Ah, finalmente, abordamos o assunto das famosas substâncias controversas. Esses ingredientes foram objeto de estudos que parecem indicar que podem representar um risco para a saúde do consumidor. O problema é que não há consenso na comunidade científica; portanto, algumas pessoas advogam não usá-las enquanto outras desejam mais estudos. Enquanto isso, esses ingredientes às vezes são substituídos por outros, em comparação aos quais a ciência realmente não se afasta porque foram inventados recentemente. Um exemplo é o parabeno. Os parabenos (existem vários tipos) têm sido desaprovados porque um estudo vincula a presença de certos parabenos ao cancro de mama em ratos.
Como mais ninguém comprou produtos com parabenos, os laboratórios decidiram substituí-lo pelo MIT (MethylIsoThiazolinone), outro conservante muito poderoso.
E sem sorte, o MIT não é realmente bom, como prova, agora é proibido. Porém,  ninguém sabia entre os consumidores.
Este exemplo é um dos motivos que explicam por que as composições não são sistematicamente alteradas em caso de suspeita não comprovada.

Como reconhecer substâncias perigosas na composição de um cosmético?

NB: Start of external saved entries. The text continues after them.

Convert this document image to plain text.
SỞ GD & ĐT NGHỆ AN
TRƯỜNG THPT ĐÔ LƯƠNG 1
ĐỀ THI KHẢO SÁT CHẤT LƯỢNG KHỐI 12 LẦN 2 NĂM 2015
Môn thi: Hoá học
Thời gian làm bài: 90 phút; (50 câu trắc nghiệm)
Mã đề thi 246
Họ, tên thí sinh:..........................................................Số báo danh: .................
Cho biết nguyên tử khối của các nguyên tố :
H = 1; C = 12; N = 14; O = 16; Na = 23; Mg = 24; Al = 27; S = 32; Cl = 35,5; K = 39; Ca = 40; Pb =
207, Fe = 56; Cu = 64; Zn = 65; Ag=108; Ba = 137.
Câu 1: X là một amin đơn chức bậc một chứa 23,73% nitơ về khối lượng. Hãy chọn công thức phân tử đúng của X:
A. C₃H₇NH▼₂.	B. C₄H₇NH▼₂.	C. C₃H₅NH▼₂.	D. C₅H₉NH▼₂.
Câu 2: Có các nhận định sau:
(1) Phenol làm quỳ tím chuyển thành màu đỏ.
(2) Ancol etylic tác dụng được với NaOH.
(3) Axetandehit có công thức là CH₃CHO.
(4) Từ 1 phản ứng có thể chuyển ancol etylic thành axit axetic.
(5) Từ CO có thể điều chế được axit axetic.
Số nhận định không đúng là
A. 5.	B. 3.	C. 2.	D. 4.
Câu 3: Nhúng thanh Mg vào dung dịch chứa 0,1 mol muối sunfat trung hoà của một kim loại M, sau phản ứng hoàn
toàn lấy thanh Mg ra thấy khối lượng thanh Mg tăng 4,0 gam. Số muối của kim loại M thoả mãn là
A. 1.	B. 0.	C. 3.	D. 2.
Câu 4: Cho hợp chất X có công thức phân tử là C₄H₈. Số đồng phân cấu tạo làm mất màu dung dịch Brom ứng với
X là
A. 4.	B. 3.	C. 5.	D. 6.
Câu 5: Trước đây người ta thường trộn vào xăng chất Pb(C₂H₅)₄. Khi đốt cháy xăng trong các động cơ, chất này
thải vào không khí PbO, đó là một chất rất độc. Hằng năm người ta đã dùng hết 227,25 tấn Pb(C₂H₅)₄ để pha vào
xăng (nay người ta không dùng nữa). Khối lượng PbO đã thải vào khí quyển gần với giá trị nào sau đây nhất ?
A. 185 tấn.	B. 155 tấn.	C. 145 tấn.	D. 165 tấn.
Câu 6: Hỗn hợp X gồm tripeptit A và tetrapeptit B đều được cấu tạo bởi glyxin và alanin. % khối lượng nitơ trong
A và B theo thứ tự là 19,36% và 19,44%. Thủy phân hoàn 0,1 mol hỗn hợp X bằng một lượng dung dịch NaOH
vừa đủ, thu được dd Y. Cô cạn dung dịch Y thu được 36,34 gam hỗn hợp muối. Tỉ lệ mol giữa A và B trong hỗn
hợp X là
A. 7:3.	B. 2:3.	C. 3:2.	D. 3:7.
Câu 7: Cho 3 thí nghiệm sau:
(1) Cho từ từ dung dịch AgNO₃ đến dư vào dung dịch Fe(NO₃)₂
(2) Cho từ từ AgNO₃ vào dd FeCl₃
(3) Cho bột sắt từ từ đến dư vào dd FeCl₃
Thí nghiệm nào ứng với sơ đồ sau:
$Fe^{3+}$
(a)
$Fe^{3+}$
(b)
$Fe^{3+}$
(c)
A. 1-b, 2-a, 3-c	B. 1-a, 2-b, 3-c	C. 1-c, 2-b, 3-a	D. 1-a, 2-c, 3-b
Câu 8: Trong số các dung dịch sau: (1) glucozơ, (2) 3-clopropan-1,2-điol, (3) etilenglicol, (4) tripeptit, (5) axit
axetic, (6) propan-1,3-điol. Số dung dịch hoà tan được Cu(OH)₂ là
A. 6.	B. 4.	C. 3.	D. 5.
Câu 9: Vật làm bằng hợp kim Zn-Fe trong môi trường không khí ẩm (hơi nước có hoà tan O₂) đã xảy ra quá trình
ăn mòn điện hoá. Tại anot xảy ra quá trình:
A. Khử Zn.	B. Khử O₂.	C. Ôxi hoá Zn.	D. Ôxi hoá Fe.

Esta questão permanece complexa.
Primeiro, há a regulamentação europeia como o primeiro filtro; essa legislação proibe os ingredientes quando os riscos à saúde são demonstrados. Se produtos de países fora da UE contiverem um ingrediente proibido, será o primeiro sinal de alerta.
Além disso, o mesmo estudo realizado por um laboratório independente é frequentemente interpretado de maneira diferente.
O limiar de consumir o máximo possível de produtos naturais é apenas o primeiro passo, porque nem tudo está disponível em um estado natural e natural não é sinónimo de segurança.
Natural muitas vezes significa "inerte à saúde" para as pessoas, e isso não é verdade. Pelo contrário, existem medicamentos para o cancro desenvolvidos a partir de ingredientes ativos vegetais, comprovando, se necessário, que a natureza é muito potente.
Tudo isso para dizer que o risco zero não existe e não é por má vontade dos laboratórios, mas também porque nos movemos muito rapidamente e que nem sempre temos perspectiva de tudo.


Cosméticos

Os cosméticos são produtos destinados a melhorar ou conservar a aparência da pele e realçar a beleza.Há muito tempo que os homens e mulheres utilizam cosméticos.
Hoje em dia existe cuidados para quase todas as partes do corpo, são produtos destinados à estética corporal e que se utilizam quer para manter o aspecto exterior ou para tornar o corpo mais atraente e ocultar as suas imperfeições.